Preparation for Worship
“In the resurrection of Christ, God declares that for all future time he will sustain, redeem and transform the humanity that was originally made. So Christ’s resurrection points backwards to the creation of human beings and forwards to the transformation of human beings at the same time. Our humanity is both vindicated and transformed. In God’s mysterious purpose, this is what human beings were always intended to become. This is the ultimate goal of the created order.”
This quote from John Stott is a wonderfully concise summary of Paul’s argument as he begins to close out his long first letter to the Corinthians congregation. The Corinthians had been deeply affected by an early religious sect called Gnosticism. Gnosticism, even modern forms of it today, sees the human body and the material existence as bad or dirty and as an obstacle to true spirituality. Affected by these ideas, the Corinthians thought of themselves as being so super-spiritual that they were above “earthly things,” and they thought Paul’s preaching about the physical resurrection of the body was foolish and absurd.
Paul very directly says they are “foolish” (v.36). First, he corrects their misunderstandings about the resurrection. Whereas they thought of resurrection as resuscitation of a dead corpse, Paul insists that Christian resurrection is about transformation of the body into something new. The Christian hope of resurrection is firmly planted in Jesus’ own resurrection from the dead, the “man of heaven,” who is the first-fruit or prototype of the resurrection to come. Our hope, Paul says, is not some disembodied existence or some super-spiritual heavenly realm, but a real, physical body on a renewed creation. Our new bodies and the new creation will have continuity with the old even while they will also be something entirely new (thus his analogy of the seeds).
Basically, Paul is saying that God loves bodies. He made human bodies to bear his image, the Son of God bore a body in his incarnation, and Jesus now inhabits a transformed resurrected body as he waits to renew all things. This is our hope: a resurrected body in a transformed creation. To quote the title of theologian Paul Marshall’s book, “Heaven is not my home.” We await the man of heaven who will come to transform us and the earth. A renewed creation is our home, and Jesus is getting us there.
But Paul ends this chapter by reflecting on what all this means for the present. He says if this is true, if our future really is a renewed creation with transformed resurrected bodies, it changes everything for the present. It gives us hope, courage and purpose for our life and work. It makes every decision we make to live the cruciform life worth it. It makes our material world and what we do with it matter. It moves us forward, knowing that “our labor is not in vain.”
In preparation for worship, I invite you to read through the whole of 1 Corinthians 15 and ask yourself, how would I live differently in the present if I believed this about the future?

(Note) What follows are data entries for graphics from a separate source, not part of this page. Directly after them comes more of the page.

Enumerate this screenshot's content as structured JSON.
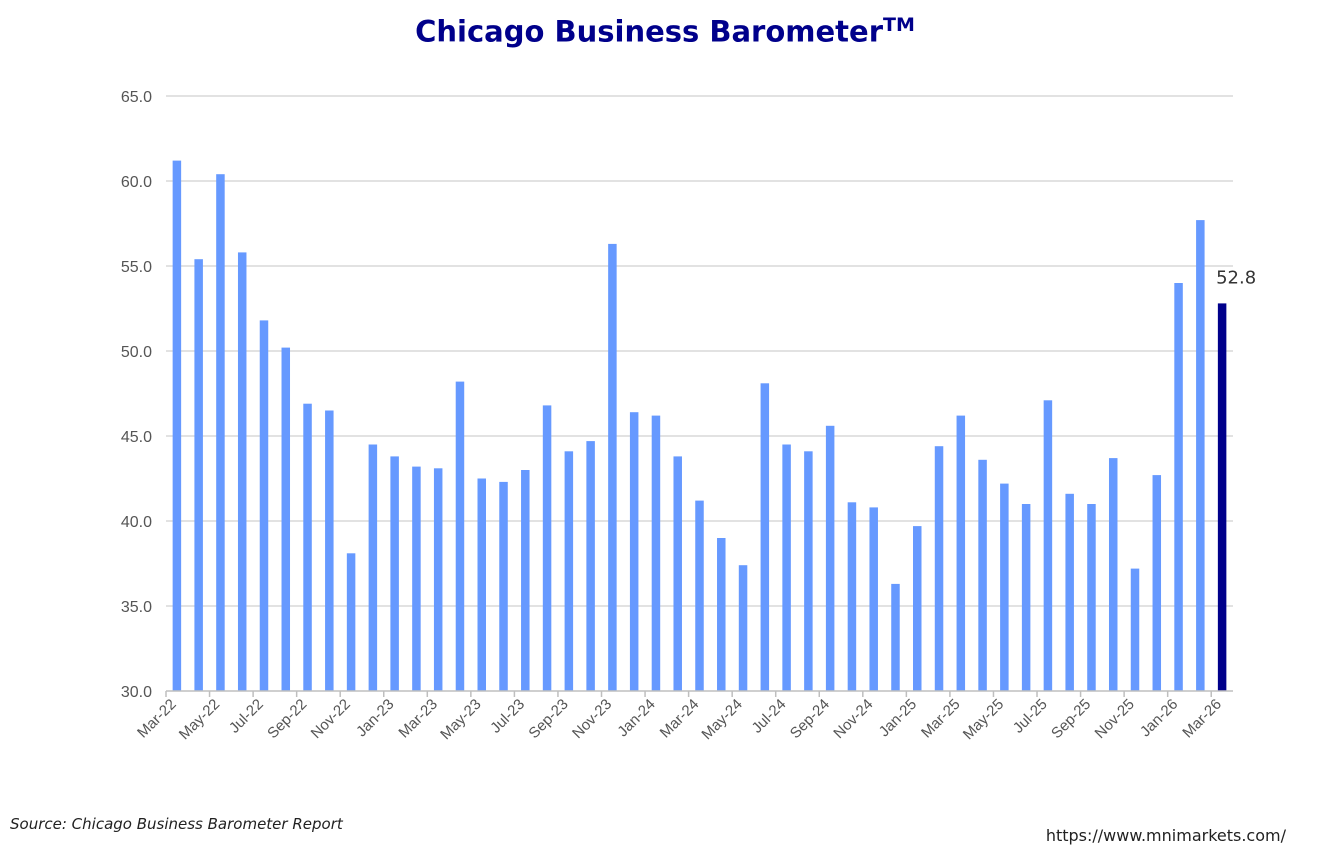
{
  "chart_data": {
    "type": "bar",
    "title": "Chicago Business Barometer",
    "title_superscript": "TM",
    "xlabel": "",
    "ylabel": "",
    "ylim": [
      30.0,
      65.0
    ],
    "yticks": [
      "30.0",
      "35.0",
      "40.0",
      "45.0",
      "50.0",
      "55.0",
      "60.0",
      "65.0"
    ],
    "grid": "horizontal",
    "legend": "none",
    "colors": {
      "bar": "#6699ff",
      "highlight": "#00008b",
      "grid": "#d9d9d9",
      "axis": "#bfbfbf"
    },
    "categories": [
      "Mar-22",
      "Apr-22",
      "May-22",
      "Jun-22",
      "Jul-22",
      "Aug-22",
      "Sep-22",
      "Oct-22",
      "Nov-22",
      "Dec-22",
      "Jan-23",
      "Feb-23",
      "Mar-23",
      "Apr-23",
      "May-23",
      "Jun-23",
      "Jul-23",
      "Aug-23",
      "Sep-23",
      "Oct-23",
      "Nov-23",
      "Dec-23",
      "Jan-24",
      "Feb-24",
      "Mar-24",
      "Apr-24",
      "May-24",
      "Jun-24",
      "Jul-24",
      "Aug-24",
      "Sep-24",
      "Oct-24",
      "Nov-24",
      "Dec-24",
      "Jan-25",
      "Feb-25",
      "Mar-25",
      "Apr-25",
      "May-25",
      "Jun-25",
      "Jul-25",
      "Aug-25",
      "Sep-25",
      "Oct-25",
      "Nov-25",
      "Dec-25",
      "Jan-26",
      "Feb-26",
      "Mar-26"
    ],
    "x_tick_labels": [
      "Mar-22",
      "May-22",
      "Jul-22",
      "Sep-22",
      "Nov-22",
      "Jan-23",
      "Mar-23",
      "May-23",
      "Jul-23",
      "Sep-23",
      "Nov-23",
      "Jan-24",
      "Mar-24",
      "May-24",
      "Jul-24",
      "Sep-24",
      "Nov-24",
      "Jan-25",
      "Mar-25",
      "May-25",
      "Jul-25",
      "Sep-25",
      "Nov-25",
      "Jan-26",
      "Mar-26"
    ],
    "values": [
      61.2,
      55.4,
      60.4,
      55.8,
      51.8,
      50.2,
      46.9,
      46.5,
      38.1,
      44.5,
      43.8,
      43.2,
      43.1,
      48.2,
      42.5,
      42.3,
      43.0,
      46.8,
      44.1,
      44.7,
      56.3,
      46.4,
      46.2,
      43.8,
      41.2,
      39.0,
      37.4,
      48.1,
      44.5,
      44.1,
      45.6,
      41.1,
      40.8,
      36.3,
      39.7,
      44.4,
      46.2,
      43.6,
      42.2,
      41.0,
      47.1,
      41.6,
      41.0,
      43.7,
      37.2,
      42.7,
      54.0,
      57.7,
      52.8
    ],
    "highlight_index": 48,
    "data_labels": [
      {
        "index": 48,
        "text": "52.8"
      }
    ]
  },
  "footer": {
    "source": "Source: Chicago Business Barometer Report",
    "url": "https://www.mnimarkets.com/"
  }
}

Our weekly worship guide can be found here.
1 Corinthians 15:35-58
35 But someone will ask, “How are the dead raised? With what kind of body will they come?” 36 How foolish! What you sow does not come to life unless it dies.37 When you sow, you do not plant the body that will be, but just a seed, perhaps of wheat or of something else. 38 But God gives it a body as he has determined, and to each kind of seed he gives its own body. 39 Not all flesh is the same: People have one kind of flesh, animals have another, birds another and fish another.40 There are also heavenly bodies and there are earthly bodies; but the splendor of the heavenly bodies is one kind, and the splendor of the earthly bodies is another.41 The sun has one kind of splendor, the moon another and the stars another; and star differs from star in splendor.
42 So will it be with the resurrection of the dead. The body that is sown is perishable, it is raised imperishable; 43 it is sown in dishonor, it is raised in glory; it is sown in weakness, it is raised in power; 44 it is sown a natural body, it is raised a spiritual body.
If there is a natural body, there is also a spiritual body. 45 So it is written: “The first man Adam became a living being”; the last Adam, a life-giving spirit. 46 The spiritual did not come first, but the natural, and after that the spiritual. 47 The first man was of the dust of the earth; the second man is of heaven. 48 As was the earthly man, so are those who are of the earth; and as is the heavenly man, so also are those who are of heaven. 49 And just as we have borne the image of the earthly man, so shall we bear the image of the heavenly man.
50 I declare to you, brothers and sisters, that flesh and blood cannot inherit the kingdom of God, nor does the perishable inherit the imperishable. 51 Listen, I tell you a mystery: We will not all sleep, but we will all be changed— 52 in a flash, in the twinkling of an eye, at the last trumpet. For the trumpet will sound, the deadwill be raised imperishable, and we will be changed. 53 For the perishable must clothe itself with the imperishable, and the mortal with immortality. 54 When the perishable has been clothed with the imperishable, and the mortal with immortality, then the saying that is written will come true: “Death has been swallowed up in victory.”
55 “Where, O death, is your victory?
Where, O death, is your sting?”
56 The sting of death is sin, and the power of sin is the law. 57 But thanks be to God! He gives us the victory through our Lord Jesus Christ.
58 Therefore, my dear brothers and sisters, stand firm. Let nothing move you. Always give yourselves fully to the work of the Lord, because you know that your labor in the Lord is not in vain.